SCD complications meant I was in hospital a lot and had many sick days from school. It was common to be labelled a ‘sickler’. The term was used to lay emphasis on the many sick episodes and how frequent the hospital stays were.
I remember a time in junior secondary school. Brisk walking through the corridors of the school hall, when one of my teachers stopped me in my tracks. In a piteous tone, the dreaded question was uttered…
“Are you a sickler?”
Oh how I detest this question. This label. This tone.
To me, the word took away from my entire being and debased my identity to an illness. This illness didn’t define me and I refused to be labelled in such a way. I loved Art, dancing and fashion as a child, and always dreamt of travelling the world. The constant and severe episodes of pain never broke my aspirations. It made me even more determined to define my own path however I could.
Any SCD Limitations?
Oh yes, loads!
I have vivid recollections of school inter- house sports day when I would be desperate to run for my team but just didn’t have the strength or stamina.
How much I wanted to learn swimming or play at the beach.
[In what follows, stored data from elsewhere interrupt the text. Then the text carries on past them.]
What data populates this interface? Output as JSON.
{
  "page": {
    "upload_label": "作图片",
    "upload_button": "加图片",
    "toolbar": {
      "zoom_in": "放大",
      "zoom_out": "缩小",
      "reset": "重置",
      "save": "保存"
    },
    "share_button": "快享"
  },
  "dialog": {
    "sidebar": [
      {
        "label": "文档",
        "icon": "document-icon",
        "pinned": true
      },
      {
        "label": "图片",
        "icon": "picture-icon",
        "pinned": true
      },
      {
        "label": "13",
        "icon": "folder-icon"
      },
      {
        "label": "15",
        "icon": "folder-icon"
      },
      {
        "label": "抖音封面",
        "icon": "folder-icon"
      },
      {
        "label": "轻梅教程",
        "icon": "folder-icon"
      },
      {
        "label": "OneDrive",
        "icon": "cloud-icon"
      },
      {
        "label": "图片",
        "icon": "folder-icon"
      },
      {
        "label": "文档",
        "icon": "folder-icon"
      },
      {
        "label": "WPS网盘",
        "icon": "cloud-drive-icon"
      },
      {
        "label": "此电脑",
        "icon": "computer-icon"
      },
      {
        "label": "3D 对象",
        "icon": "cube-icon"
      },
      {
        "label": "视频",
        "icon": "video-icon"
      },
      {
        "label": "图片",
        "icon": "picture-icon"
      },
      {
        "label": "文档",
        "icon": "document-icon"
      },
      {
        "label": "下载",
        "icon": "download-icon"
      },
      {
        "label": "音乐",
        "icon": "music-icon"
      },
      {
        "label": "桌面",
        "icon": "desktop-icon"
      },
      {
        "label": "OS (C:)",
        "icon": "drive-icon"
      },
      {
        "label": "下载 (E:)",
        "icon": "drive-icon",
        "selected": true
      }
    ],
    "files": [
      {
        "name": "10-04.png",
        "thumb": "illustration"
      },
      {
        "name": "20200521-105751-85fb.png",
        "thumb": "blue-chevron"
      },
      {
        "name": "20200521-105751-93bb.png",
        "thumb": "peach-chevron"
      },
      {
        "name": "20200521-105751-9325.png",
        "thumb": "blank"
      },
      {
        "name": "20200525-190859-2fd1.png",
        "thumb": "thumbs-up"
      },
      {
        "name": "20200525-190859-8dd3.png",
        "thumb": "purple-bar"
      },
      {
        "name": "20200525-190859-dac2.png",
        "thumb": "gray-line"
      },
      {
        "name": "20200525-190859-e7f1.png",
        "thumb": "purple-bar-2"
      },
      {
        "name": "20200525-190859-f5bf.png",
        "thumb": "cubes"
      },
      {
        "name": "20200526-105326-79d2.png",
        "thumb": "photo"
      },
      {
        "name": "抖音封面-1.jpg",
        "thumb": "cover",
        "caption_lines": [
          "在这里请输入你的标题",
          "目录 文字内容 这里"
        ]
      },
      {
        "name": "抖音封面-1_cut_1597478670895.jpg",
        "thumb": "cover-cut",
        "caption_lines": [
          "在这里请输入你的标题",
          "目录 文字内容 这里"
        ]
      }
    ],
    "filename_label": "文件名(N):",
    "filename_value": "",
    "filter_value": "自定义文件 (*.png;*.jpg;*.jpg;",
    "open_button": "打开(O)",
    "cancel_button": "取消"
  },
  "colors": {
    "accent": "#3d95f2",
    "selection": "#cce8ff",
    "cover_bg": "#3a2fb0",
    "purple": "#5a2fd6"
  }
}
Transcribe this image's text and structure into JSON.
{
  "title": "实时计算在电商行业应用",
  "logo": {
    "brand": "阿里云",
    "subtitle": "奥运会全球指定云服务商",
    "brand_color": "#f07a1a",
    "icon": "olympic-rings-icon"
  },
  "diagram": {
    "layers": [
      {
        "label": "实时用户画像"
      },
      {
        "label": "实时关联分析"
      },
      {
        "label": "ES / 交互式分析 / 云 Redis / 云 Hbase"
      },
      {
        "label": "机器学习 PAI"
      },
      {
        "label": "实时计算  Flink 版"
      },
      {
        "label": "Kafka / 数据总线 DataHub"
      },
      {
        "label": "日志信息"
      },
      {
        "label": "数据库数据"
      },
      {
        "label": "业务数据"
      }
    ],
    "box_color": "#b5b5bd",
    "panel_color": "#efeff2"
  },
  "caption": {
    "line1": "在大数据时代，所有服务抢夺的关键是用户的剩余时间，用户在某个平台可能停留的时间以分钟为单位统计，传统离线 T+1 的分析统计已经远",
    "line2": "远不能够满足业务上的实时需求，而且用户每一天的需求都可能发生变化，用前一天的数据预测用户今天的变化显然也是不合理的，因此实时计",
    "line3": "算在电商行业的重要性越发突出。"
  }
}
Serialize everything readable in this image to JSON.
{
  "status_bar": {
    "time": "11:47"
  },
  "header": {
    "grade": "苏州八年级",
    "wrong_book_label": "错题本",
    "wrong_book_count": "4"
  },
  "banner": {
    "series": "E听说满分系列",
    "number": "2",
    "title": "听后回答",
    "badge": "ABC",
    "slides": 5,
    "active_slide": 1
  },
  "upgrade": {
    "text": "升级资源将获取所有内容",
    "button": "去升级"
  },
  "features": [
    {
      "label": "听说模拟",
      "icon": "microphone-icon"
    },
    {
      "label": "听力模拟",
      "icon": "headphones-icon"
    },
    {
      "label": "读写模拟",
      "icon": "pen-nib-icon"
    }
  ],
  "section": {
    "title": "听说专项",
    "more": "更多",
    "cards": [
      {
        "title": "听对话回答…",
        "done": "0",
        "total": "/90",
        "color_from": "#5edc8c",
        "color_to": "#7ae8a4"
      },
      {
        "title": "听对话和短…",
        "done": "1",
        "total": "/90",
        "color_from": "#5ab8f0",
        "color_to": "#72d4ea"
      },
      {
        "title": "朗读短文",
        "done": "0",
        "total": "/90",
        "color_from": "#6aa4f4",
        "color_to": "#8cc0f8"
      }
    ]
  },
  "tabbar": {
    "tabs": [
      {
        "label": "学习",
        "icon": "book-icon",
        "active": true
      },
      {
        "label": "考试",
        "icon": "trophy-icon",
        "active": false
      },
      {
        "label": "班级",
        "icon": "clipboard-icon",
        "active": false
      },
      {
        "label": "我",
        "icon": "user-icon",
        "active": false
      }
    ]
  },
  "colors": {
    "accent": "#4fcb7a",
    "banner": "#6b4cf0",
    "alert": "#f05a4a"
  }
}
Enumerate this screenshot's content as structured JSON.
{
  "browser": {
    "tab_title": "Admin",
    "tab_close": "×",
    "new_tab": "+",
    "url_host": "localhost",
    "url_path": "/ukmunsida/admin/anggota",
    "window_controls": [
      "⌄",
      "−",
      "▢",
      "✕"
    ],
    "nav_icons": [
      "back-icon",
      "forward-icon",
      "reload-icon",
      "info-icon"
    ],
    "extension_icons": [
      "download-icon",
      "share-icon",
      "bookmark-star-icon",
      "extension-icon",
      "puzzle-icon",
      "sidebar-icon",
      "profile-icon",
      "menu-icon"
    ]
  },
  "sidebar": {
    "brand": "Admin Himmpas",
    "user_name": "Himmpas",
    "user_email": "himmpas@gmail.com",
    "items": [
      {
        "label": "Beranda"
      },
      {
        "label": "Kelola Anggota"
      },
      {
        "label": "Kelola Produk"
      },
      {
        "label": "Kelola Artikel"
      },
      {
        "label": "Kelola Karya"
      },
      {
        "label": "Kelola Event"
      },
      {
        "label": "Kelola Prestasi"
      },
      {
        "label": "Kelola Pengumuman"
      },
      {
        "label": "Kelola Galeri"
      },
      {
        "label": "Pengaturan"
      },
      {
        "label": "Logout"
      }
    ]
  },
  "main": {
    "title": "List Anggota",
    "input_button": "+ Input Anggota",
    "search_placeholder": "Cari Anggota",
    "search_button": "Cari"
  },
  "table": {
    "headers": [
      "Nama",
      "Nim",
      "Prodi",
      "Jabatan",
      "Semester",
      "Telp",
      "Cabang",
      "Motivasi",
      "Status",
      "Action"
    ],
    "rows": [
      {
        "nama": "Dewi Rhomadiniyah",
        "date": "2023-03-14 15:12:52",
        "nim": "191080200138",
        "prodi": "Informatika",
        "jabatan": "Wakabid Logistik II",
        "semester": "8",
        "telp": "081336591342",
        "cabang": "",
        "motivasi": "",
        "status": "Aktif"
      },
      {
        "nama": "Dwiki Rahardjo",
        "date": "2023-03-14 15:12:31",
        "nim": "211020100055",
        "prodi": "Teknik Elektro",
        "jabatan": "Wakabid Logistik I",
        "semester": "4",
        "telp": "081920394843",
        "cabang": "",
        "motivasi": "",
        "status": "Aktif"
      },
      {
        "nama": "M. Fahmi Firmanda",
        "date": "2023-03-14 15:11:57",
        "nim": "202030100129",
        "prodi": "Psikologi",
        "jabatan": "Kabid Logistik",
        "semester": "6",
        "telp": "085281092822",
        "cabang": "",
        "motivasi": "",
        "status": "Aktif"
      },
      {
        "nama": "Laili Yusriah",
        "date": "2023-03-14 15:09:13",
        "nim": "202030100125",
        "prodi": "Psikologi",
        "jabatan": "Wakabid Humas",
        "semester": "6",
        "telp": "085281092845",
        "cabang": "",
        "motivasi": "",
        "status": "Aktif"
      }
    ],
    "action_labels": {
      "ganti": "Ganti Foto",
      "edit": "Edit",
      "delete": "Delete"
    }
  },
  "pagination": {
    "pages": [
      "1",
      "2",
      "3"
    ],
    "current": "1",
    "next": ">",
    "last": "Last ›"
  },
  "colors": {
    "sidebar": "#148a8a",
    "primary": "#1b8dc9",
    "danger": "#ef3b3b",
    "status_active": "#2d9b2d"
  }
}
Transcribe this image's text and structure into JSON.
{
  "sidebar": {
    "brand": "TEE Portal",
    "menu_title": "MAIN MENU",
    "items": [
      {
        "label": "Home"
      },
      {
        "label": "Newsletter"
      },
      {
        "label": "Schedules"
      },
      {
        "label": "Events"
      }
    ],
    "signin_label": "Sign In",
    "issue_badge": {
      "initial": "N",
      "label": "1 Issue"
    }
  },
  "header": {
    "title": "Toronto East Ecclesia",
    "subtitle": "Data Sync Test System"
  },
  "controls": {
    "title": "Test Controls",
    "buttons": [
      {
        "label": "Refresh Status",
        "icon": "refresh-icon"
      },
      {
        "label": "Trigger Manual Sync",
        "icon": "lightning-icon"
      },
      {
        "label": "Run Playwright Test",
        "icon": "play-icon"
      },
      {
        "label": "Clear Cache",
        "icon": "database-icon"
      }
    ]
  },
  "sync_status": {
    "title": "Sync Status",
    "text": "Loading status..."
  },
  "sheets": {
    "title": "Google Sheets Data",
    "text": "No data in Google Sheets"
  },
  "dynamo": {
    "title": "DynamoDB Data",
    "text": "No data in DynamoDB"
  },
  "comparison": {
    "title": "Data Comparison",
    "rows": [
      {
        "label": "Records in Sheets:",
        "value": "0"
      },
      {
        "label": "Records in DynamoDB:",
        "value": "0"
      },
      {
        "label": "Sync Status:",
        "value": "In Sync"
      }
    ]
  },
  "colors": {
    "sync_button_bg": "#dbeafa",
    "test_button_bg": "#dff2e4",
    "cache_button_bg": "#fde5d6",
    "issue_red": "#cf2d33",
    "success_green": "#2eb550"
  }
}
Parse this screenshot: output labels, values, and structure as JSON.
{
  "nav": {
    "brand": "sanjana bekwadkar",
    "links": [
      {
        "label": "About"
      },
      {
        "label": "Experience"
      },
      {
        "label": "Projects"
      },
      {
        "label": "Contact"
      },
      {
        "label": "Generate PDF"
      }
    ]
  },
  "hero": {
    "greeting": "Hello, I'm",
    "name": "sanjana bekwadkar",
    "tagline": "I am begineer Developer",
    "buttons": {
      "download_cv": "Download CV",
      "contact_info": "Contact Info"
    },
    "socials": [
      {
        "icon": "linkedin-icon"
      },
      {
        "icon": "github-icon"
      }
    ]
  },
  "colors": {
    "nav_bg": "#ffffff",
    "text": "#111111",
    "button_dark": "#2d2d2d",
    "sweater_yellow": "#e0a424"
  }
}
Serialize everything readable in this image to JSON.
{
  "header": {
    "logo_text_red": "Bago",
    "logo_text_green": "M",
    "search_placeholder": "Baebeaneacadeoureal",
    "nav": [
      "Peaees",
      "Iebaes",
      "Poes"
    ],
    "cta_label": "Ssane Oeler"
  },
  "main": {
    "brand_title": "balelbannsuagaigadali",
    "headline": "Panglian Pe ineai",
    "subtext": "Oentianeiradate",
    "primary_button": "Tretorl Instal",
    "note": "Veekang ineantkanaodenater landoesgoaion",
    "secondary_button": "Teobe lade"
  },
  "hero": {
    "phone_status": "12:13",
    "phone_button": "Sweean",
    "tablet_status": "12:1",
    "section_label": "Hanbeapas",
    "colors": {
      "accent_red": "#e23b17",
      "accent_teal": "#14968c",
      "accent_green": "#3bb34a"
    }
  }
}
But I couldn’t. The fact was if the water temperature wasn’t properly regulated, it could trigger a sickle cell crisis.
It’s heart breaking how poor the healthcare system is in Nigeria. There were no specialized care available and I was often at the mercy of General practitioners with basic knowledge of SCD. My mother had to tirelessly scrutinize and demand for better quality of care.
Thankfully, I had the support and strength of my mother every single step of the way. She protected me and was my voice in times when I couldn’t stand up for myself. I, in turn, continuously strive to be the best version of myself everyday.
It would have been easy to lose myself in the midst of all the health setbacks. Coupled with the loss of a loved one and the psychological trauma that came with SCD. Seeing people that I knew, and loved, pass away from SCD made me question my very own mortality. However, I soon discovered that death is inevitable. What is within my control is how I chose to live my life, each and everyday.